First steps in recovering data

  • DO NOT WRITE TO THE DRIVE
    • Doing so may overwrite the information that you wish to recover
    • Browsing the internet, executing commands and installing software often write to disk so avoid these.
    • You may want to cut the power to your computer to be extra sure
      • And no, don't do it the clean way. Just hold down the powerbutton for 5 to 10 seconds.
  • Follow the process detailed below
  • Next time, 'keep an up-to-date backup

Recovering deleted files

Recovering a failing drive

You can tell that your hard drive is failing if it causes your computer to hang in the BIOS when connected, if it has a "Current Pending Sector Count" > 0 in the SMART info, or if it's making unusual noises. Here's what you have to do to save your data, if the hard drive still mounts.

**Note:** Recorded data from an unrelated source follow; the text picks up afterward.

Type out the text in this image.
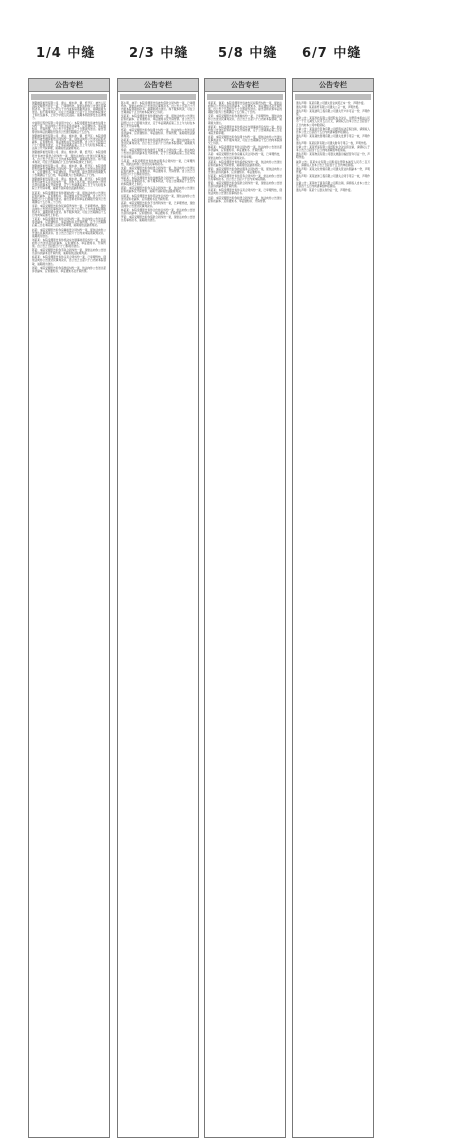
1/4 中缝	2/3 中缝 5/8 中缝 6/7 中缝
公告专栏

国银融资租赁有限公司、唐山、衡水律、鹤、经开区：被告人民法院受理原告诉讼一案，已审理终结。现依法向你公告送达民事判决书。自公告之日起六十日内来本院领取判决书，逾期则视为送达。如不服本判决，可在公告期满之日起十五日内向本院递交上诉状及副本，上诉于中级人民法院。逾期本判决即发生法律效力。

中信银行股份有限公司信用卡中心：本院受理原告诉被告信用卡纠纷一案，依法向你公告送达起诉状副本、应诉通知书、举证通知书、开庭传票。自公告之日起经过三十日即视为送达。提出答辩状和举证的期限分别为公告送达期满后十五日内。

国银融资租赁有限公司、唐山、衡水律、鹤、经开区：本院受理原告诉被告融资租赁合同纠纷一案，现依法向你公告送达起诉状副本、应诉通知书、举证通知书及开庭传票。自公告之日起经过六十日即视为送达，定于举证期满后第三日上午九时在本院第三法庭公开开庭审理，逾期将依法缺席判决。

国银融资租赁有限公司、唐山、衡水律、鹤、经开区：本院受理原告诉被告借款合同纠纷一案，现依法向你公告送达民事判决书，自公告之日起六十日内来本院领取，逾期视为送达。如不服本判决，可在公告期满后十五日内向本院递交上诉状。

国银融资租赁有限公司、唐山、衡水律、鹤、经开区：本院受理原告诉被告金融借款合同纠纷一案，依法向你公告送达起诉状副本、应诉通知书、举证通知书、开庭传票。提出答辩状的期限为公告期满后十五日内，举证期限为公告期满后三十日内。

国银融资租赁有限公司、唐山、衡水律、鹤、经开区：本院受理原告诉被告买卖合同纠纷一案，因你下落不明，依法向你公告送达起诉状副本及开庭传票，定于公告期满后第三日上午九时在本院公开开庭审理，逾期不到庭将依法缺席判决。

张某某：本院受理原告诉你离婚纠纷一案，现依法向你公告送达起诉状副本、应诉通知书、举证通知书及开庭传票。自公告之日起经过六十日即视为送达。提出答辩状和举证的期限分别为公告期满后十五日和三十日内。

李某：本院受理原告诉你民间借贷纠纷一案，已审理终结。现依法向你公告送达民事判决书，自公告之日起六十日内来本院领取判决书，逾期则视为送达。如不服本判决，可在公告期满后十五日内向本院递交上诉状。

王某某：本院受理原告诉你合同纠纷一案，依法向你公告送达起诉状副本、应诉通知书、举证通知书及开庭传票，定于公告期满后第三日在本院第二法庭开庭审理，逾期将依法缺席判决。

赵某：本院受理原告诉你房屋租赁合同纠纷一案，现依法向你公告送达民事判决书。自公告之日起六十日内来本院领取判决书，逾期视为送达。

刘某某：本院受理原告诉你机动车交通事故责任纠纷一案，依法向你公告送达起诉状副本、应诉通知书、举证通知书、开庭传票。自公告之日起经过六十日即视为送达。

陈某：本院受理原告诉你劳务合同纠纷一案，现依法向你公告送达起诉状副本及开庭传票，逾期将依法缺席判决。

杨某某：本院受理原告诉你买卖合同纠纷一案，已审理终结，现依法向你公告送达民事判决书，自公告之日起六十日内来本院领取，逾期视为送达。

周某：本院受理原告诉你追偿权纠纷一案，依法向你公告送达起诉状副本、应诉通知书、举证通知书及开庭传票。

公告专栏

陈小明、林平：本院受理原告诉被告借款合同纠纷一案，已审理终结。现依法向你们公告送达民事判决书，自公告之日起六十日内来本院领取判决书，逾期则视为送达。如不服本判决，可在公告期满后十五日内向本院递交上诉状。

吴某某：本院受理原告诉你离婚纠纷一案，现依法向你公告送达起诉状副本、应诉通知书、举证通知书及开庭传票。自公告之日起经过六十日即视为送达，定于举证期满后第三日上午九时在本院公开开庭审理。

郑某：本院受理原告诉你信用卡纠纷一案，依法向你公告送达起诉状副本、应诉通知书、举证通知书、开庭传票，逾期将依法缺席判决。

孙某某：本院受理原告诉你民间借贷纠纷一案，现依法向你公告送达民事判决书，自公告之日起六十日内来本院领取，逾期视为送达。

徐某：本院受理原告诉你建设工程施工合同纠纷一案，依法向你公告送达起诉状副本及开庭传票，定于公告期满后第三日在本院开庭审理。

马某某：本院受理原告诉你物业服务合同纠纷一案，已审理终结，现依法向你公告送达民事判决书。

朱某：本院受理原告诉你租赁合同纠纷一案，依法向你公告送达起诉状副本、应诉通知书、举证通知书、开庭传票。自公告之日起经过六十日即视为送达。

胡某某：本院受理原告诉你金融借款合同纠纷一案，现依法向你公告送达民事判决书，如不服本判决，可在公告期满后十五日内向本院递交上诉状。

郭某：本院受理原告诉你买卖合同纠纷一案，依法向你公告送达起诉状副本及开庭传票，逾期不到庭将依法缺席判决。

何某某：本院受理原告诉你劳动争议纠纷一案，现依法向你公告送达起诉状副本、应诉通知书及开庭传票。

高某：本院受理原告诉你不当得利纠纷一案，已审理终结，现依法向你公告送达民事判决书。

林某某：本院受理原告诉你合伙协议纠纷一案，依法向你公告送达起诉状副本、应诉通知书、举证通知书、开庭传票。

罗某：本院受理原告诉你借款合同纠纷一案，现依法向你公告送达民事判决书，逾期视为送达。

公告专栏

梁某某、谢某：本院受理原告诉被告民间借贷纠纷一案，现依法向你们公告送达起诉状副本、应诉通知书、举证通知书及开庭传票。自公告之日起经过六十日即视为送达。提出答辩状和举证的期限分别为公告期满后十五日和三十日内。

宋某：本院受理原告诉你离婚纠纷一案，已审理终结，现依法向你公告送达民事判决书，自公告之日起六十日内来本院领取，逾期视为送达。

唐某某：本院受理原告诉你机动车交通事故责任纠纷一案，依法向你公告送达起诉状副本及开庭传票，定于公告期满后第三日在本院开庭审理。

许某：本院受理原告诉你信用卡纠纷一案，现依法向你公告送达民事判决书，如不服本判决，可在公告期满后十五日内向本院递交上诉状。

韩某某：本院受理原告诉你合同纠纷一案，依法向你公告送达起诉状副本、应诉通知书、举证通知书、开庭传票。

冯某：本院受理原告诉你房屋买卖合同纠纷一案，已审理终结，现依法向你公告送达民事判决书。

邓某某：本院受理原告诉你追偿权纠纷一案，依法向你公告送达起诉状副本及开庭传票，逾期将依法缺席判决。

曹某：本院受理原告诉你物业服务合同纠纷一案，现依法向你公告送达起诉状副本、应诉通知书、举证通知书。

彭某某：本院受理原告诉你劳务合同纠纷一案，依法向你公告送达民事判决书，自公告之日起六十日内来本院领取。

曾某：本院受理原告诉你借款合同纠纷一案，现依法向你公告送达起诉状副本及开庭传票。

肖某某：本院受理原告诉你买卖合同纠纷一案，已审理终结，现依法向你公告送达民事判决书。

田某：本院受理原告诉你租赁合同纠纷一案，依法向你公告送达起诉状副本、应诉通知书、举证通知书、开庭传票。

公告专栏

遗失声明：某某有限公司遗失营业执照正本一份，声明作废。

遗失声明：某某商贸有限公司遗失公章一枚，声明作废。

遗失声明：某某建筑工程有限公司遗失开户许可证一份，声明作废。

减资公告：某某科技有限公司经股东会决议，注册资本拟由人民币一千万元减至人民币五百万元，请债权人自本公告之日起四十五日内向本公司申报债权。

注销公告：某某信息咨询有限公司经股东决定拟注销，请债权人自本公告之日起四十五日内向清算组申报债权。

遗失声明：某某餐饮管理有限公司遗失发票专用章一枚，声明作废。

遗失声明：某某投资有限公司遗失财务专用章一枚，声明作废。

注销公告：某某贸易有限公司经股东会决议拟注销，请债权人于本公告之日起四十五日内向清算组申报债权。

遗失声明：某某物流有限公司遗失道路运输经营许可证一份，声明作废。

减资公告：某某实业有限公司拟将注册资本减至人民币二百万元，请债权人自本公告之日起四十五日内申报债权。

遗失声明：某某文化传媒有限公司遗失营业执照副本一份，声明作废。

遗失声明：某某装饰工程有限公司遗失合同专用章一枚，声明作废。

注销公告：某某电子商务有限公司拟注销，请债权人自本公告之日起四十五日内向清算组申报债权。

遗失声明：某某个人遗失身份证一张，声明作废。
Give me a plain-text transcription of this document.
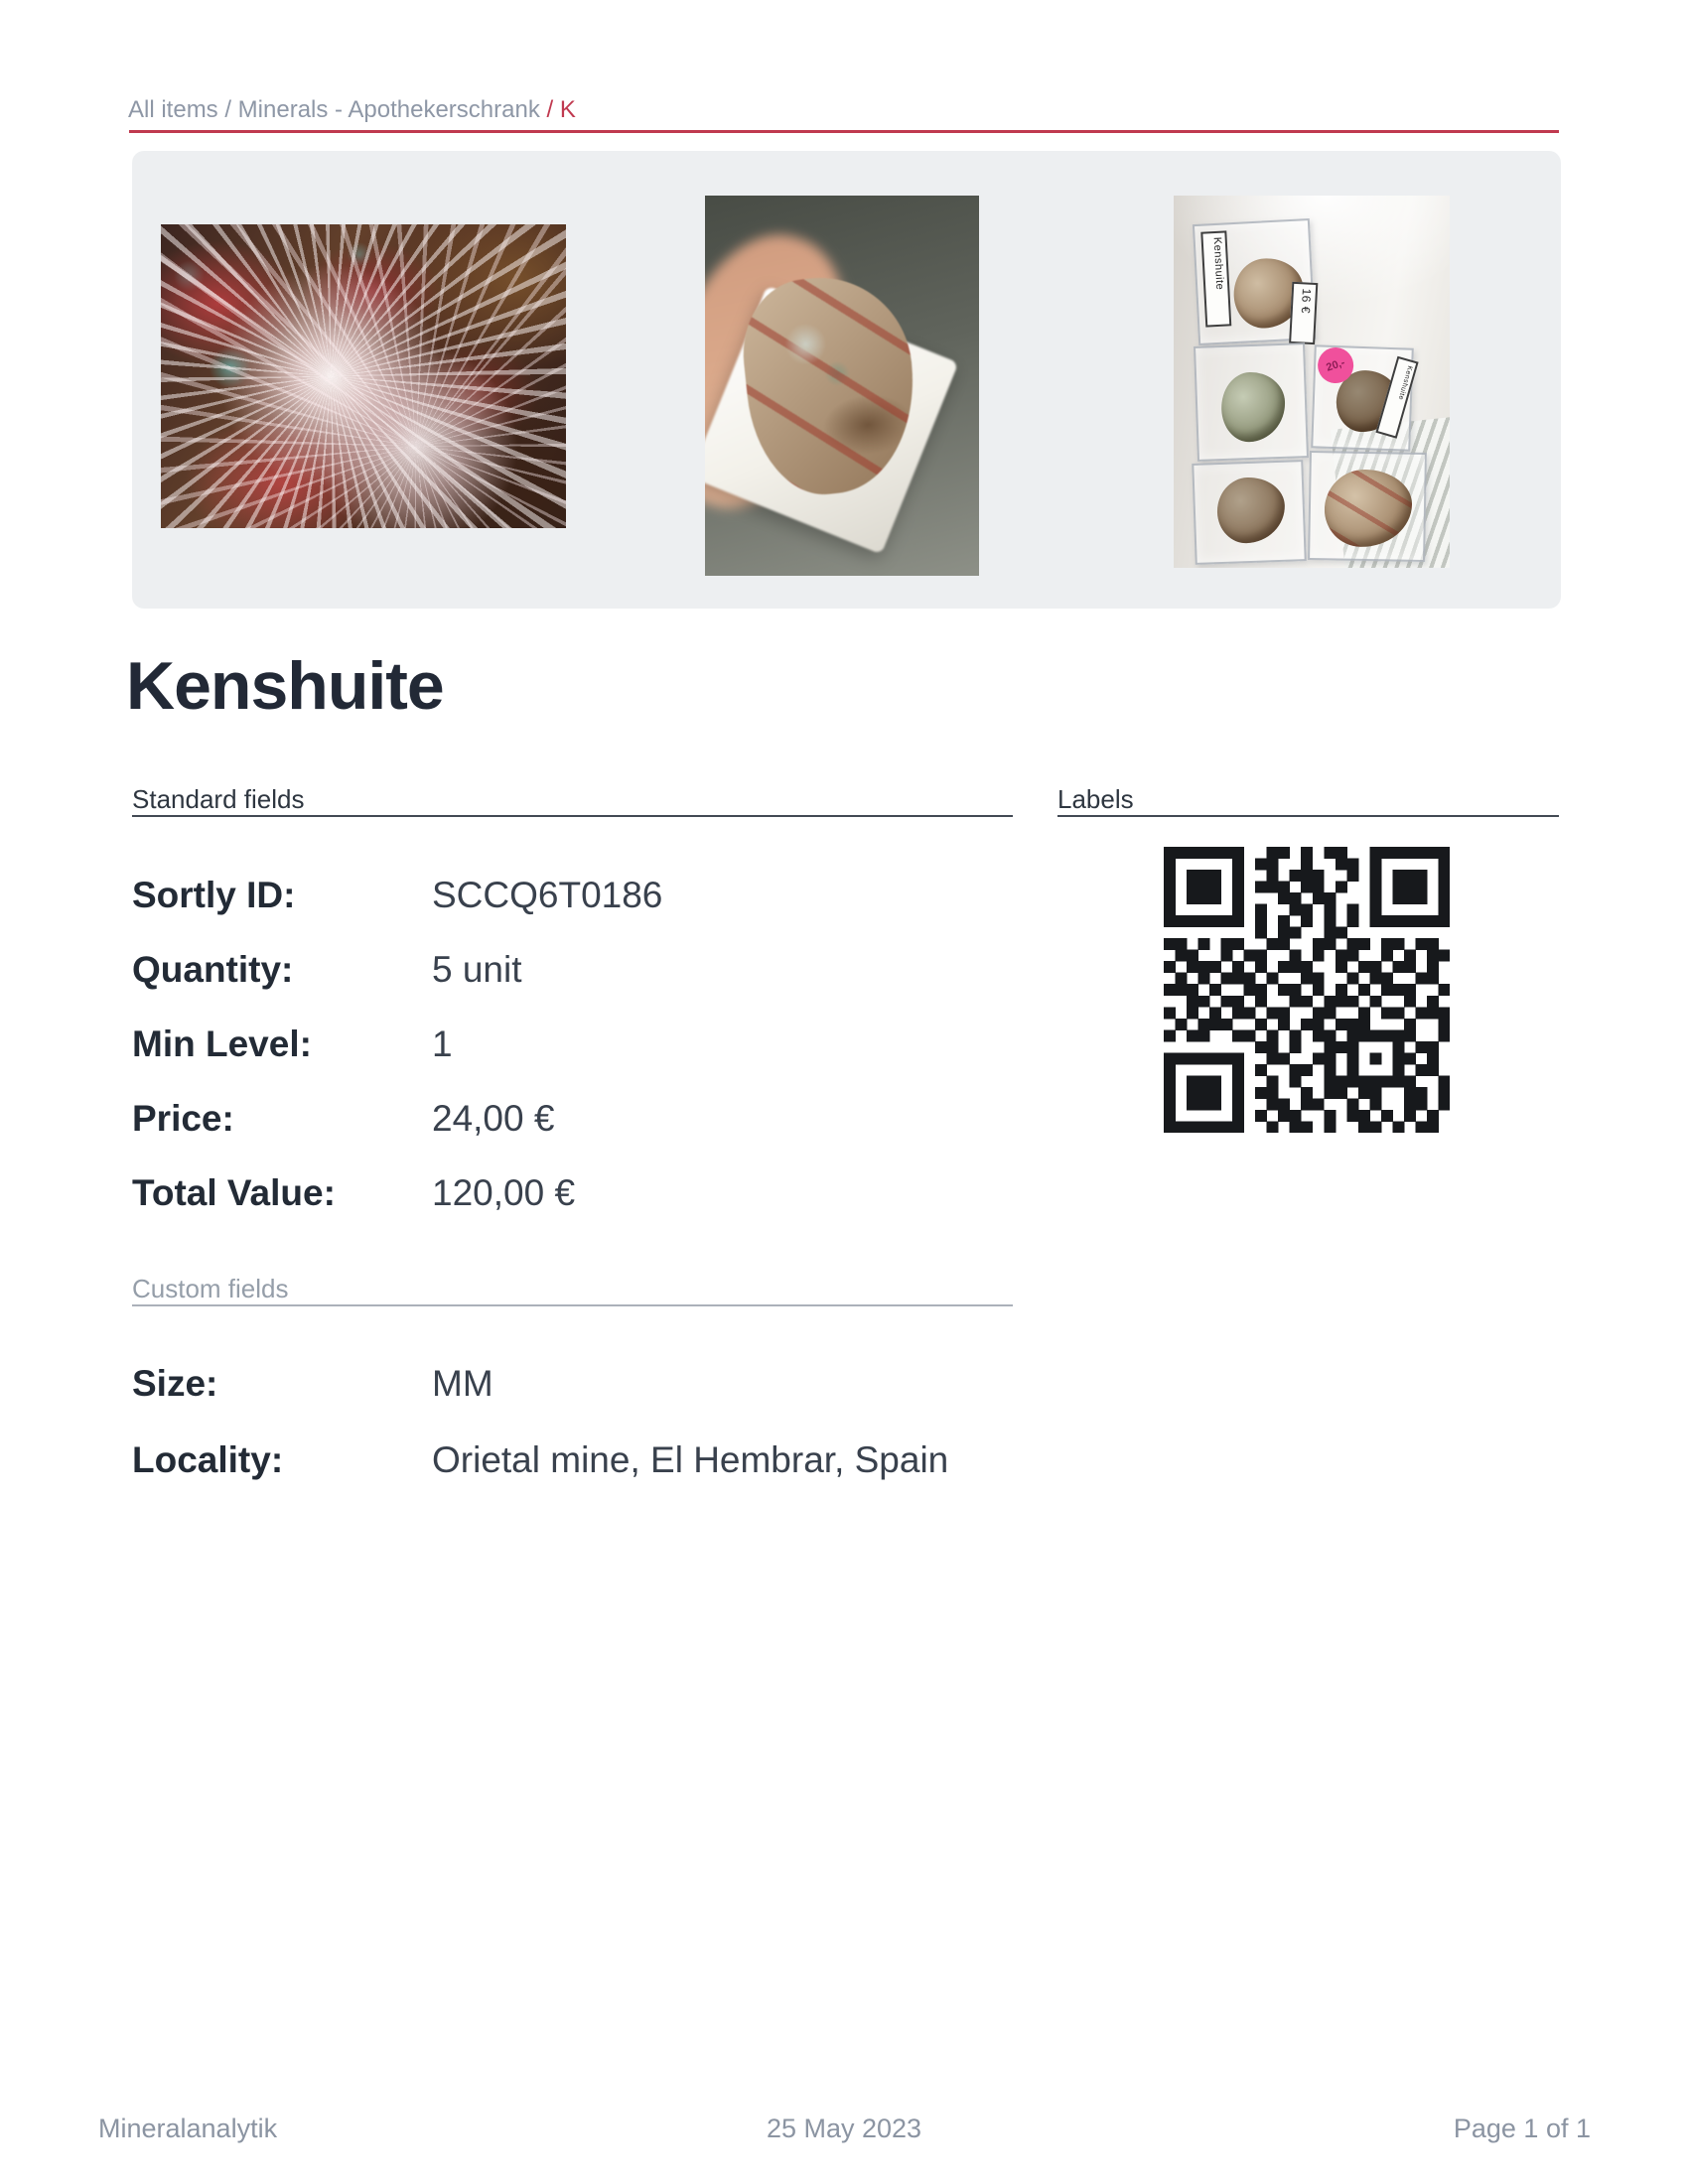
All items / Minerals - Apothekerschrank / K
Kenshuite
16 €
20,-	Kenshuite
Kenshuite
Standard fields
Sortly ID:	SCCQ6T0186
Quantity:	5 unit
Min Level:	1
Price:	24,00 €
Total Value:	120,00 €
Labels
Custom fields
Size:	MM
Locality:	Orietal mine, El Hembrar, Spain
25 May 2023
Mineralanalytik	Page 1 of 1
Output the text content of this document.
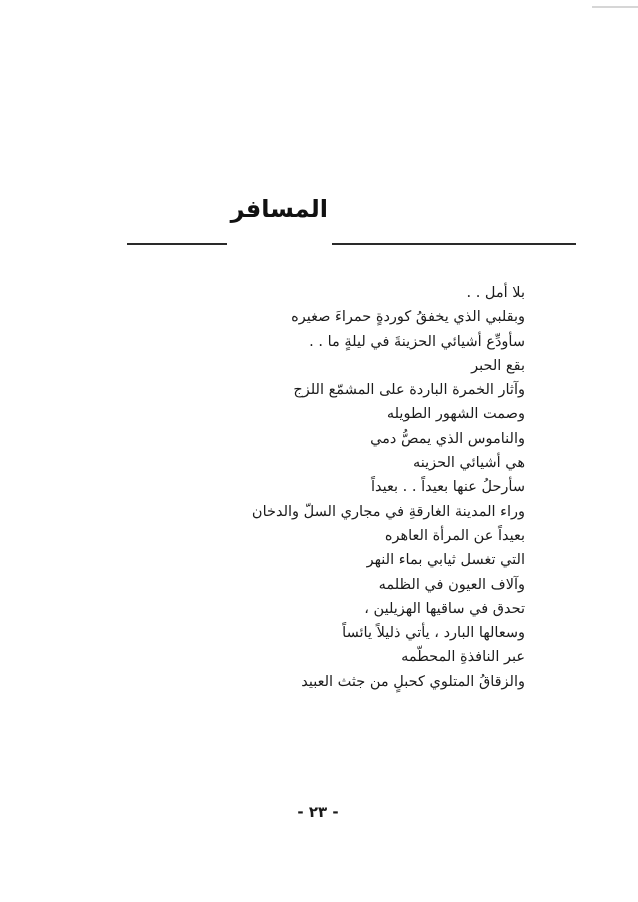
المسافر
بلا أمل . .
وبقلبي الذي يخفقُ كوردةٍ حمراءَ صغيره
سأودِّع أشيائي الحزينةَ في ليلةٍ ما . .
بقع الحبر
وآثار الخمرة الباردة على المشمّع اللزج
وصمت الشهور الطويله
والناموس الذي يمصُّ دمي
هي أشيائي الحزينه
سأرحلُ عنها بعيداً . . بعيداً
وراء المدينة الغارقةِ في مجاري السلّ والدخان
بعيداً عن المرأة العاهره
التي تغسل ثيابي بماء النهر
وآلاف العيون في الظلمه
تحدق في ساقيها الهزيلين ،
وسعالها البارد ، يأتي ذليلاً يائساً
عبر النافذةِ المحطّمه
والزقاقُ المتلوي كحبلٍ من جثث العبيد
- ٢٣ -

  1. First, get another hard drive large enough to image the failing one onto.
  2. Connect the failing hard drive to an internal SATA port on your computer, if it's in a USB enclosure open it up and remove the drive.
  3. Next, boot from a GNU/Linux LiveCD and mount the failing drive Read-Only.
  4. Use an imaging program such as dd_rescue or an equivalent so that it doesn't get stuck forever rereading one sector when it encounters read errors.
  5. Finally, if you are able to mount the disk image, do that. If you are not able to mount the copy, try Testdisk and Photorec or Recuva to recover data from the image. Recover the saved data to yet another separate partition.
    • If you had to use PhotoRec, you will probably want to disable recovery of plain text files unless there's something in that format you want to save since it produces a massive amount of tiny text files from most hard drives. Stick to photos and Office documents for most people. Fragmented files will probably be unrecoverable.

Android

dd can be used on Android devices to image their storage partitions. No password is required unless the storage is encrypted. The device must either have USB Debugging enabled, or be flashed with a custom bootloader (which, when booted into, has USB Debugging enabled). You will also need an external storage card with enough capacity to take the dd image. Use Android Debug Bridge (adb) from the android-sdk to connect to the device. From there you can mount the external storage card and use dd to image the required partitions.